I have never tested my salt level. I will get tear kit for salts

Assuming pH’s creep upward bc you have to run the pump more to generate FC from SWG. That add’l aeration does it.

What is the target CYA w SWG? I keep mine at 30-50ppm CYA

THE only CYA i have ever added is by pucks. Gives me a bleach break and gets my CYA where i want it

If i convert to SWG, few questions:

-What’s the new CYA range?
-Can I still add pucks periodically to raise CYA? If so, do I just cut back FC output on SWG, or is making adjustments not a good idea? Assuming w swings in high rains, high pool usage, I’ll be adjusting the cell anyway
-Are all the other Chem additives going to be the same (baking soda, acid, CA)?

Finally, since i have Hayward automation & H VSP,, do i have to go w a Hayward SWG or can i use any make/model?

Thanks again everyone !!!
 
Assuming pH’s creep upward bc you have to run the pump more to generate FC from SWG. That add’l aeration does it.
Yeah.
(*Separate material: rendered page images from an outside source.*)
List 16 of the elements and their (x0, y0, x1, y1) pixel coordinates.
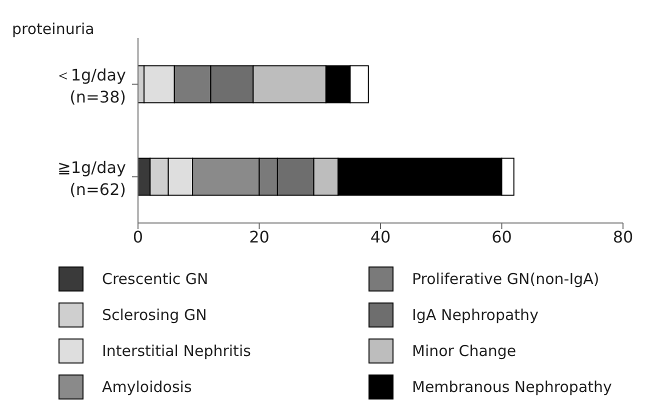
legend-label: Crescentic GN (102, 270, 208, 288)
legend-label: Membranous Nephropathy (412, 378, 612, 396)
x-tick-label: 20 (249, 227, 270, 246)
legend-label: IgA Nephropathy (412, 306, 538, 324)
y-axis-title: proteinuria (12, 20, 94, 38)
legend-label: Amyloidosis (102, 378, 192, 396)
legend-label: Proliferative GN(non-IgA) (412, 270, 600, 288)
legend-label: Interstitial Nephritis (102, 342, 251, 360)
legend-label: Sclerosing GN (102, 306, 207, 324)
x-tick-label: 60 (492, 227, 512, 246)
y-tick-label: ＜1g/day (n=38) (54, 65, 126, 106)
legend-label: Minor Change (412, 342, 516, 360)
x-tick-label: 80 (612, 227, 634, 246)
x-tick-label: 40 (370, 227, 391, 246)
y-tick-label: ≧1g/day (n=62) (57, 158, 126, 199)
x-tick-label: 0 (132, 227, 144, 246)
The SWG takes the blame but it's really the pump. I would run 24/7 either way and would see no change. Somebody running 4-6 hours with LC has to change to 12-24 hours with a SWG (depending on how big they sized it) and it's a huge change in aeration for them.
What is the target CYA w SWG? I keep mine at 30-50ppm CYA
You will likely need the same +20 in the peak season as you do now, but start at 70 for the easy part of the season.
Can I still add pucks periodically to raise CYA? If so, do I just cut back FC output on SWG,
Yup. Or just run hot. The 2ppm from the puck won't last long and isn't worth your trouble to mess with the SWG. Unless you did it for the week or more.
Assuming w swings in high rains, high pool usage, I’ll be adjusting the cell anyway
No. You set the SWG to manage the highest loss day at that point in the season. Then on lesser days you overproduce. And that's OK and the path to not micromanaging. You can drive yourself nuts adjusting it down all the time any time it's cloudy or less UV, and it might leave you short tomorrow. Or, have to be adjusted back up 2 days after that.
Are all the other Chem additives going to be the same (baking soda, acid, CA)?
No changes anywhere except how the FC is added, and the initial bump to SWG salinity. (Check before, * the day before as it will be more than now * , for a baseline and add 80%, creeping up the rest of the way)
 
Recommended levels

I just installed a Hayward SWG, brought it online a few days ago. Really early so will see how it goes. It is recommended here, a big reason why I picked it.

I'm far from an expert, but seems like with your Hayward prologic you just need to buy the SWG cell, oversize is recommended.
I had to buy the cell and controller system, about twice as much as just the cell.